Kennedy felt students and teachers had worked hard on TAKS but there was room for improvement.

A career educator, Kennedy recognizes the importance of grades but he also knows the weaknesses of testing and ranking a student or a school district.

“The system has become extremely complicated and the passing standards will continue to increase,” said Kennedy. “As a result, most districts find themselves Academically Acceptable even when most of their campuses are Recognized or Exemplary.”

Like any report card, TEA rankings are a reflection on students, teachers and the district as a whole.

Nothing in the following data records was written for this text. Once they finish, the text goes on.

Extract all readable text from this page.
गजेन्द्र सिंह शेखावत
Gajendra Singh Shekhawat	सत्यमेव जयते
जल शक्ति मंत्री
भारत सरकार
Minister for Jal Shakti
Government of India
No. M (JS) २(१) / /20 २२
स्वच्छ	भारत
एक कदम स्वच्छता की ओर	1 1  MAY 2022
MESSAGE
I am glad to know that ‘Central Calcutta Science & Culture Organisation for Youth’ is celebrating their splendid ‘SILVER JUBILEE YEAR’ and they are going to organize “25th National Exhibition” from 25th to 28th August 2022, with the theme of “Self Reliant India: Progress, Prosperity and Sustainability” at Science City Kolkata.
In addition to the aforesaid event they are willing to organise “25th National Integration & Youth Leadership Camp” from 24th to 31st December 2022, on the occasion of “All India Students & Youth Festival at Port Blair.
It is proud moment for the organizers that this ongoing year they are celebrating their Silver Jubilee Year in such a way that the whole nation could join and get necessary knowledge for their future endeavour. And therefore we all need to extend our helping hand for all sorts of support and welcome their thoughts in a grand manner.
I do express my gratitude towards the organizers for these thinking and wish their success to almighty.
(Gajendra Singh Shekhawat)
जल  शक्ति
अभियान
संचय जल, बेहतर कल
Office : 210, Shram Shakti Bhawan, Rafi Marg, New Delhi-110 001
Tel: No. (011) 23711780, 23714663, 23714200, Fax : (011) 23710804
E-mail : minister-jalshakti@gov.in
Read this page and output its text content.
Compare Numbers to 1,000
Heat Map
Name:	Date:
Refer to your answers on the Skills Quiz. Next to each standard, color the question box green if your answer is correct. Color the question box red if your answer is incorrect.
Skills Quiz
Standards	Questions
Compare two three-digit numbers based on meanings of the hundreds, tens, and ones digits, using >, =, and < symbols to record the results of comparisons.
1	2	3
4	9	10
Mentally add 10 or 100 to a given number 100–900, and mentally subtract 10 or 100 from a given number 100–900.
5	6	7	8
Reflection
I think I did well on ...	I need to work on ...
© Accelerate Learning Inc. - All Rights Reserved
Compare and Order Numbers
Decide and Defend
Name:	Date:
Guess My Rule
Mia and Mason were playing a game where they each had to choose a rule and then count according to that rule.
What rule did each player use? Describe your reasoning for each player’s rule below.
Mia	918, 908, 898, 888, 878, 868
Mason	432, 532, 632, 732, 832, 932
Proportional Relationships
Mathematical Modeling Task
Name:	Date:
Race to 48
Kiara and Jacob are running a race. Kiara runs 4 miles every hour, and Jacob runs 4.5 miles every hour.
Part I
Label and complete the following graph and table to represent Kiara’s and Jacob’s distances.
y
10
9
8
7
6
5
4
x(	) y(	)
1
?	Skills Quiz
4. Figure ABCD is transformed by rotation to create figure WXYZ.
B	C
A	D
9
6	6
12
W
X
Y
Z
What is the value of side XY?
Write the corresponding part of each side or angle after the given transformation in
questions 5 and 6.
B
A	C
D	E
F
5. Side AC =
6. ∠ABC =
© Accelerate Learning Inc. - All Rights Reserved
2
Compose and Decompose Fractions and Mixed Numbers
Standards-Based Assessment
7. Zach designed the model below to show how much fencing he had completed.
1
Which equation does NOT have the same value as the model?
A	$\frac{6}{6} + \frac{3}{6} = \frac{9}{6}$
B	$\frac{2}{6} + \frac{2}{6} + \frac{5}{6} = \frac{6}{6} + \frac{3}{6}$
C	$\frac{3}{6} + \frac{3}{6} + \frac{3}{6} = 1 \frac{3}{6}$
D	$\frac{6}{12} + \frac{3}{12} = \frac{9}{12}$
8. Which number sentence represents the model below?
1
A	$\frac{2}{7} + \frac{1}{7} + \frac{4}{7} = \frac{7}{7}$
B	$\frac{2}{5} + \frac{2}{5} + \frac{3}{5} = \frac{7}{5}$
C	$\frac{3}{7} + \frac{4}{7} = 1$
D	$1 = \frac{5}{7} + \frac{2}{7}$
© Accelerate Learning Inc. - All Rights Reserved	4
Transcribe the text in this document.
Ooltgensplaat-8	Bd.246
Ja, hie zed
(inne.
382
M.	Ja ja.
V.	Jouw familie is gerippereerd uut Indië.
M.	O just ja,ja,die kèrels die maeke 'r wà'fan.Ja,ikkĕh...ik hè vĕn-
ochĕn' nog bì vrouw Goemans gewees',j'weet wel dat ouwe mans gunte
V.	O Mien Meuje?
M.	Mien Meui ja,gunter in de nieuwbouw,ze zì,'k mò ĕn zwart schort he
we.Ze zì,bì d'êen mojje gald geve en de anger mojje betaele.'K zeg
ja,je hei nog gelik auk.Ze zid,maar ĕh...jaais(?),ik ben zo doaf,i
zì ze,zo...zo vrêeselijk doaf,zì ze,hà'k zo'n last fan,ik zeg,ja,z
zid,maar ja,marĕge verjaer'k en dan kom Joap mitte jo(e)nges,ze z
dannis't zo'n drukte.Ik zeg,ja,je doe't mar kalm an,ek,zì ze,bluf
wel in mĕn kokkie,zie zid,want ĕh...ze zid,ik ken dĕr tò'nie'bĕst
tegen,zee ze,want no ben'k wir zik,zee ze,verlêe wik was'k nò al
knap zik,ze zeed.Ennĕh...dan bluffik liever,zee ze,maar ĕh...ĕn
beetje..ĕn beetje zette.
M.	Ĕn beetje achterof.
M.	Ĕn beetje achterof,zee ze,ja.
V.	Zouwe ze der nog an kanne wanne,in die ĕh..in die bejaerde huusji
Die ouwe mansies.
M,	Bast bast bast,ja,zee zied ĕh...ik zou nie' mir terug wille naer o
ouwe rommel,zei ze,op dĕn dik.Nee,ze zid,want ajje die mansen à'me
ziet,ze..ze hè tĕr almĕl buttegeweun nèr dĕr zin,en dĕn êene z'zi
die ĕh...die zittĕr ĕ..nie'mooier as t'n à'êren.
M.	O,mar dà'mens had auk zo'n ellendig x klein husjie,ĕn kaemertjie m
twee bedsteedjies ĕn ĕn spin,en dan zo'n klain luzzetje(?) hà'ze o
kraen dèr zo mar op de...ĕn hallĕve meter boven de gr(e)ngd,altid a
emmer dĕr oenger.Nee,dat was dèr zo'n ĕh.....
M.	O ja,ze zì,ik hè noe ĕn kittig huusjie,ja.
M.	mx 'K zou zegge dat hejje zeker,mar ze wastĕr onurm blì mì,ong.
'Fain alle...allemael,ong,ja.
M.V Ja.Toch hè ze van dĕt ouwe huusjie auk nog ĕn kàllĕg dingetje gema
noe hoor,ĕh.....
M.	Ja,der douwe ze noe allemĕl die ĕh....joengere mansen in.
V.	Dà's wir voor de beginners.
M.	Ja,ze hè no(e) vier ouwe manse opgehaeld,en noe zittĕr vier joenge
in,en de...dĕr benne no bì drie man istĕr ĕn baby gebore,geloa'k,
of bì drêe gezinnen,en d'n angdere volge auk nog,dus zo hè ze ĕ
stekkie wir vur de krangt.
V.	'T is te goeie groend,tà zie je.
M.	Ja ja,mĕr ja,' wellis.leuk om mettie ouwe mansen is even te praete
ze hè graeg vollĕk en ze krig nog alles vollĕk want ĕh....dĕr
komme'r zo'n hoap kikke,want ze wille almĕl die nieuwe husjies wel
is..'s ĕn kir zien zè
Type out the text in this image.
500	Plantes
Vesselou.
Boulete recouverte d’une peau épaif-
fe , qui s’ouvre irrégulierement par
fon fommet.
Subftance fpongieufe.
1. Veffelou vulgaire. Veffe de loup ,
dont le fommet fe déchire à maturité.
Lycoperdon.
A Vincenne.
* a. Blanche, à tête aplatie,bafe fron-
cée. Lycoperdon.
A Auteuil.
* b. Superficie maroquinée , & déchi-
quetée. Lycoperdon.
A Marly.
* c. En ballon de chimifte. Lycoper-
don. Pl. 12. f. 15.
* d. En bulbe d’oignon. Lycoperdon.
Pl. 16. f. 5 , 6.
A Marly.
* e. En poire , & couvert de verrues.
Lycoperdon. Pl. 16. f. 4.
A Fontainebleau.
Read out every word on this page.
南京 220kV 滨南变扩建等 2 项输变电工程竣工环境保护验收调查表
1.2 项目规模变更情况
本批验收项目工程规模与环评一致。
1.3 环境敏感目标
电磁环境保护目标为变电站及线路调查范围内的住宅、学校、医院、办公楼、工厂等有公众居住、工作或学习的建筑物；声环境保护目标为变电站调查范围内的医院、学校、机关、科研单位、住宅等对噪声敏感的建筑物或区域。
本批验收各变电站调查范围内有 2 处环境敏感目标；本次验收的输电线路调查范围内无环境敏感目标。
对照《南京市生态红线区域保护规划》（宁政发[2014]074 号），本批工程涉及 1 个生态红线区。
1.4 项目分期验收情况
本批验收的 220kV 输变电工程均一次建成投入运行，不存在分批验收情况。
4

State rankings are closely watched by communities. Families use this ranking when looking to move to an area. The state even has a program that gives teachers bonuses through the state’s Texas Educator Excellence Grants program.

MISD has detailed state testing data and scores for subjects, grades and schools at www.midlothian-isd.net.

TEA has provided a 2007 Frequently Asked Questions to help parents understand the sophisticated accountability system www.tea.state.tx.us/perfreport/account/2007/faq.html.